Australia is set to implement the most comprehensive reform of its anti-money laundering and counter-terrorism financing (AML/CTF) framework in a generation, with changes that will significantly expand regulatory oversight and shift the country’s entire approach to tackling financial crime.

The reforms, mentioned by Australia’s financial watchdog AUSTRAC CEO Brendan Thomas during the ACAMS Conference at The Assembly Australasia 2025, will expand AUSTRAC’s regulatory coverage from under 18,000 businesses to around 100,000, as so-called ‘tranche 2‘ entities — including real estate agents, lawyers, and accountants — are brought into the compliance regime.
“This is a momentous time for AML/CTF regulation,” said Thomas. “We’re about to embark on the most ambitious overhaul of Australia’s anti-money laundering laws in a generation… These reforms will enable us to be more effective in the fight against financial crime and the harm it causes Australia.”
Thomas mentioned that serious and organized crime is estimated to cost the country more than AU$68 billion ($42.2 billion) annually. AUSTRAC will now prioritize risks that span entire industries, with intervention strategies tailored for sector-specific threats. “We are shifting our regulatory approach from just looking at compliance to focus on outcomes and… the harms resulting from businesses failing to manage money laundering risks,” Thomas stated.
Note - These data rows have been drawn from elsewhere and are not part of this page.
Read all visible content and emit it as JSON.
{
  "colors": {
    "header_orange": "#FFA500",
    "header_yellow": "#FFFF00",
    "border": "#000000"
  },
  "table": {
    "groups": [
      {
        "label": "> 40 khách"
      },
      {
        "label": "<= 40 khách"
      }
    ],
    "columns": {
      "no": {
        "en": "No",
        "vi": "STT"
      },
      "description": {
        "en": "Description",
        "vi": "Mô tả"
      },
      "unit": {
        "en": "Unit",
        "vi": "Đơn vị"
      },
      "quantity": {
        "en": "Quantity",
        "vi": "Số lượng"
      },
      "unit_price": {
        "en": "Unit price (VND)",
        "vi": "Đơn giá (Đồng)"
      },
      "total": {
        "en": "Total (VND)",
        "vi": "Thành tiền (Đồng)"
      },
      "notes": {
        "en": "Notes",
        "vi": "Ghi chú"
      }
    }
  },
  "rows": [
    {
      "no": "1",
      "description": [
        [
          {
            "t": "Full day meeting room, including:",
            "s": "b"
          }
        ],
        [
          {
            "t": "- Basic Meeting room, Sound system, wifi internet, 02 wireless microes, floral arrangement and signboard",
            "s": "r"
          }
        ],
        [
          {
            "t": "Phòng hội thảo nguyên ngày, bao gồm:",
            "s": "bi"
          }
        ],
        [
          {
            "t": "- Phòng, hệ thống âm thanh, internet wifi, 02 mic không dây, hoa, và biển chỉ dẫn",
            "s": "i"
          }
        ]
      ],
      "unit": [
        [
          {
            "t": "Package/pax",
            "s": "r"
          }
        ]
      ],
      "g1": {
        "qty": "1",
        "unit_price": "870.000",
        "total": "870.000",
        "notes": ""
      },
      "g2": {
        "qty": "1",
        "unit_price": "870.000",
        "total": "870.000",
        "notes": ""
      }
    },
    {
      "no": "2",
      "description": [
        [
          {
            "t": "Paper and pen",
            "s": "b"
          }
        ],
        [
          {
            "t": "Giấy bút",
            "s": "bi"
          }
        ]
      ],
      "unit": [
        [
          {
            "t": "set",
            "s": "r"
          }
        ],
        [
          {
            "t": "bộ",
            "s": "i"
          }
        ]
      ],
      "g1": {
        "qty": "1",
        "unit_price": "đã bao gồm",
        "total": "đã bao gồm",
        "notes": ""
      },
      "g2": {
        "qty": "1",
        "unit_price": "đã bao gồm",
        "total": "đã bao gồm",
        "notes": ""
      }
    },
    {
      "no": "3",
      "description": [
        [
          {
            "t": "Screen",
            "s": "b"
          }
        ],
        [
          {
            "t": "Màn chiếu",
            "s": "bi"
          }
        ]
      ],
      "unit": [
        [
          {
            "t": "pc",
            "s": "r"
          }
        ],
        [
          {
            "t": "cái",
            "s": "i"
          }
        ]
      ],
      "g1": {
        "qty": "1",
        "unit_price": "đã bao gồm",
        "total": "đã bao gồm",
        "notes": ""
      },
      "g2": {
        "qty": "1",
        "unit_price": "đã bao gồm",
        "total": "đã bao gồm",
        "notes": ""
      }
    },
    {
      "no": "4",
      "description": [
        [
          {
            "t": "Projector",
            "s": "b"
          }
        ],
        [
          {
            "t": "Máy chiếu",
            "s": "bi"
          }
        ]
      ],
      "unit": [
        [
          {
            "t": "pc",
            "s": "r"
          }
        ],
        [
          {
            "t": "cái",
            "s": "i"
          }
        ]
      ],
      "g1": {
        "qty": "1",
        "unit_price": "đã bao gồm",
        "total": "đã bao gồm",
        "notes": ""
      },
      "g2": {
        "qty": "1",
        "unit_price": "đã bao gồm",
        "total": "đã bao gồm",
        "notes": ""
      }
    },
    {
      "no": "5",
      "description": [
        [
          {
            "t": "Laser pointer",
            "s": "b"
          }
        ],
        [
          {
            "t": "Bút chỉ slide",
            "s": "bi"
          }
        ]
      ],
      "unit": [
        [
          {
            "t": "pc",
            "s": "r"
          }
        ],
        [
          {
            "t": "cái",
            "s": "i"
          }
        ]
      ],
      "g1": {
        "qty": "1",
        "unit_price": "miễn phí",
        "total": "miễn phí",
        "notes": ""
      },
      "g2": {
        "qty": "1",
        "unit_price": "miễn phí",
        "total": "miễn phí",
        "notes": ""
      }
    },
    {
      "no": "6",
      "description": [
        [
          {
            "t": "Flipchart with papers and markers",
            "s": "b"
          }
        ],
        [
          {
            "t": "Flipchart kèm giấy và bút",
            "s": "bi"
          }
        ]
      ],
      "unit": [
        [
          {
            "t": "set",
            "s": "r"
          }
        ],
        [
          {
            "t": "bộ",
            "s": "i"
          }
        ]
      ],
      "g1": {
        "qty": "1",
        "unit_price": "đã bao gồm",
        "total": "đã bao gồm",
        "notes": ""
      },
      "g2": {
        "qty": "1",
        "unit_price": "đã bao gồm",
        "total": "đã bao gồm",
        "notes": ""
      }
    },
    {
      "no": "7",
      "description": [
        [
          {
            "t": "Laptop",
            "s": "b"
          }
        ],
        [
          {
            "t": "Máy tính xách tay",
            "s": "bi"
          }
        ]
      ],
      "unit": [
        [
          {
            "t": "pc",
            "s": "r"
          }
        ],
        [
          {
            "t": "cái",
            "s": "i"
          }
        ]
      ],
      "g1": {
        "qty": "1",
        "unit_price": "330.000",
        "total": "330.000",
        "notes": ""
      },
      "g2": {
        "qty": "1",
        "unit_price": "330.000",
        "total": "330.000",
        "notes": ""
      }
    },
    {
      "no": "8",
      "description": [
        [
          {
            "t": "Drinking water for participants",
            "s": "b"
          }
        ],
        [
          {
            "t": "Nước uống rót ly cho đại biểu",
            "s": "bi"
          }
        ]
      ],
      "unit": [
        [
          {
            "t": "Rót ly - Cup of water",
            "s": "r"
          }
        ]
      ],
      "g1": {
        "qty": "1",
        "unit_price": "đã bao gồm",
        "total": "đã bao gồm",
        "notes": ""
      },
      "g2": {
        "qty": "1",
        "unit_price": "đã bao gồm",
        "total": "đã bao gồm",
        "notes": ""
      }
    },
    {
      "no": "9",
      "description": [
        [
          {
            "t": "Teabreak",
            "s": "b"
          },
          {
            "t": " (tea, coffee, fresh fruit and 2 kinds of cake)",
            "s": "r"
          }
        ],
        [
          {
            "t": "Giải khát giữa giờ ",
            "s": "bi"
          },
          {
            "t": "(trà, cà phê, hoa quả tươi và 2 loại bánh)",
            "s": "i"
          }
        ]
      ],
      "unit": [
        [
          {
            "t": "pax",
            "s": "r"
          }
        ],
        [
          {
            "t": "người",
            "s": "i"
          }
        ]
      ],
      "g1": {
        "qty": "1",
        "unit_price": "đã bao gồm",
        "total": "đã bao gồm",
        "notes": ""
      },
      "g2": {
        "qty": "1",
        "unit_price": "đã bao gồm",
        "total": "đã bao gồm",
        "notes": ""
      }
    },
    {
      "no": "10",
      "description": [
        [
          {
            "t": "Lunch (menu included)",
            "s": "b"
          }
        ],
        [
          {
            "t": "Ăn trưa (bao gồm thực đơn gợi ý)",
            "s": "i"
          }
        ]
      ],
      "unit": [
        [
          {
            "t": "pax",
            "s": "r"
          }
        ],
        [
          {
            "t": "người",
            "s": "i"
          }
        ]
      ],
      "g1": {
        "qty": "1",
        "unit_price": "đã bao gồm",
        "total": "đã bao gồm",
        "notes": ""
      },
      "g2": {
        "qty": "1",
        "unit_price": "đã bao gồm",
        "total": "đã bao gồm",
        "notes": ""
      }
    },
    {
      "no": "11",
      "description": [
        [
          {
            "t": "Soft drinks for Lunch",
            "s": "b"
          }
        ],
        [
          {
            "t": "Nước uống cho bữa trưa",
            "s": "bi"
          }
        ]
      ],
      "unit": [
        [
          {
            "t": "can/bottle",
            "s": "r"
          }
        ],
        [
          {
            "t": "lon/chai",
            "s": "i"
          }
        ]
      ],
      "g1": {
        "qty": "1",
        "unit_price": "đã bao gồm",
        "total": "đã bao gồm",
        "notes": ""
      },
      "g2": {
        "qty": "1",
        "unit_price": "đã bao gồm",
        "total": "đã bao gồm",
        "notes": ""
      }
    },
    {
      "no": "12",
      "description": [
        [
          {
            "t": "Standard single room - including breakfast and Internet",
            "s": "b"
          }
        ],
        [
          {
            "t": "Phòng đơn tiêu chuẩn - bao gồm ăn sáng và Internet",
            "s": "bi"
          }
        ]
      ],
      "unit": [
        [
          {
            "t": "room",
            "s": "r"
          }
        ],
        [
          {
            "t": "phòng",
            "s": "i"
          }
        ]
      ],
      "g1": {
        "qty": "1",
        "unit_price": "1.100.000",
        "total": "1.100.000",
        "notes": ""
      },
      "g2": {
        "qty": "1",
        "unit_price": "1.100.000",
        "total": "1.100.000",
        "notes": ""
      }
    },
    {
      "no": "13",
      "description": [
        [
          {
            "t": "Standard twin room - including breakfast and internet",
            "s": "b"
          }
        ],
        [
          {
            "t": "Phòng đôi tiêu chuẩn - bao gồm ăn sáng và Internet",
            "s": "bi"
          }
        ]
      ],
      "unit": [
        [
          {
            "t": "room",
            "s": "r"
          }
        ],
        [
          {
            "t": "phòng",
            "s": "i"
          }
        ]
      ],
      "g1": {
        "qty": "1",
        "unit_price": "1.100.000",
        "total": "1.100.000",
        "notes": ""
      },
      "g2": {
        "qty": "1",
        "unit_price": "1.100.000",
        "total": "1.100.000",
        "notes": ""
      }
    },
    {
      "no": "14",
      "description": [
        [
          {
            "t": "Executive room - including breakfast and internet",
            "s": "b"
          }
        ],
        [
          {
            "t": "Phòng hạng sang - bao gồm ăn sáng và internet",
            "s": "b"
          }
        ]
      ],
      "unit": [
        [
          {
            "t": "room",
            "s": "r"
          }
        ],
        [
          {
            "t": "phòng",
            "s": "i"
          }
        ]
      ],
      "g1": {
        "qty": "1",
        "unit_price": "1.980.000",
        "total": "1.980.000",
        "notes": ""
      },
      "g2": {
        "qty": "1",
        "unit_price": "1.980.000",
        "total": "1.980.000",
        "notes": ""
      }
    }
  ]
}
One example of the new strategy in action is AUSTRAC’s cryptocurrency Taskforce, established to oversee the growing number of crypto ATMs — which surged from 23 in 2019 to over 1,800 in 2025. The Taskforce uncovered that up to one in ten transactions may be linked to illicit activity, often involving victims over the age of 60. As a result, AUSTRAC has imposed stricter controls, including a AU$5,000 ($3,100) cash deposit limit and enhanced due diligence requirements.
AUSTRAC is also extending its focus to previously unregulated areas such as privately managed ATMs and cash-in-transit services. A recent investigation aided by AUSTRAC intelligence led to the arrest of four individuals involved in a AU$190 million ($118 million) laundering scheme using a security firm’s armored transport unit.
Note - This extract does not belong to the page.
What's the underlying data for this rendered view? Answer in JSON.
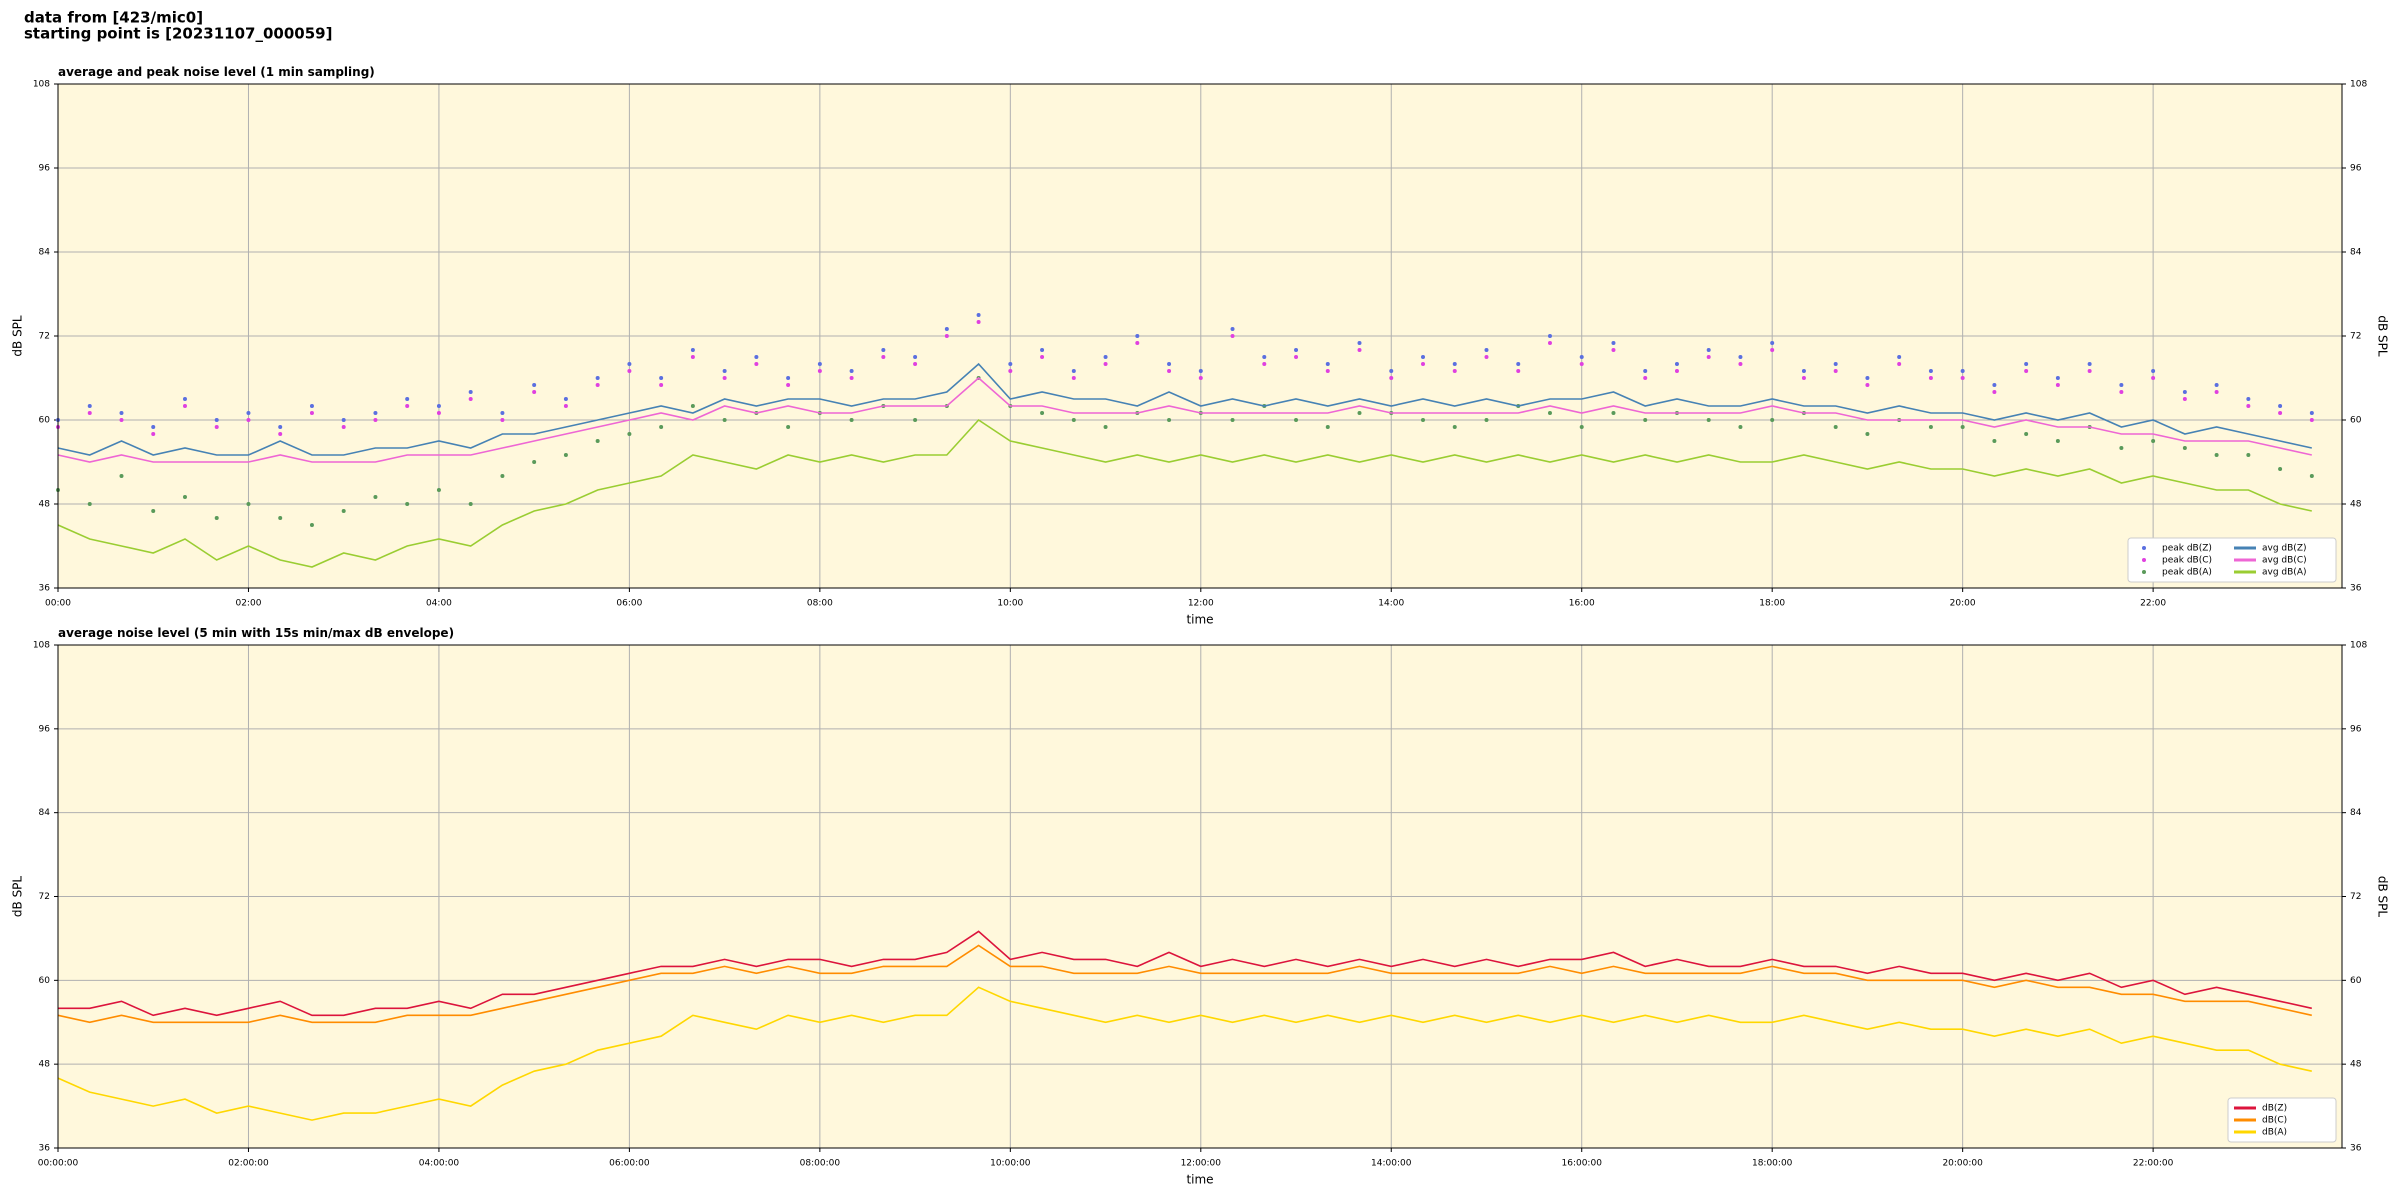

Collaboration remains central to AUSTRAC’s strategy. The agency’s Fintel Alliance — a partnership with major banks, digital currency exchanges, gambling operators, and law enforcement — will be expanded. Its new Collaborative Analytics Hub, used in a recent operation to analyze 50 million cash deposit data points, revealed criminal networks that are now facing enforcement actions.
AUSTRAC is also working with industry to co-develop the detailed ‘Rules’ accompanying the legislative reforms. These are expected to be finalized by August, ahead of the staged enforcement dates: March 31st, 2026, for tranche 1 entities and July 1st, 2026, for tranche 2.
“AML is a practice,” said Thomas. “We won’t be throwing the book at businesses who are trying to follow the law… But if a business is wilflully ignoring its obligation to enroll, they will be the focus of our enforcement efforts.”
As the pace and sophistication of financial crime accelerates — with criminals leveraging AI and online platforms — AUSTRAC’s evolution is aimed at ensuring Australia’s financial system remains resilient and secure.
“These historic reforms will help us close a number of gaps that organised crime is out to exploit,” Thomas concluded. “Together, we can deliver meaningful reform that will stamp out illegal activity and protect the Australian community from the harm it causes.”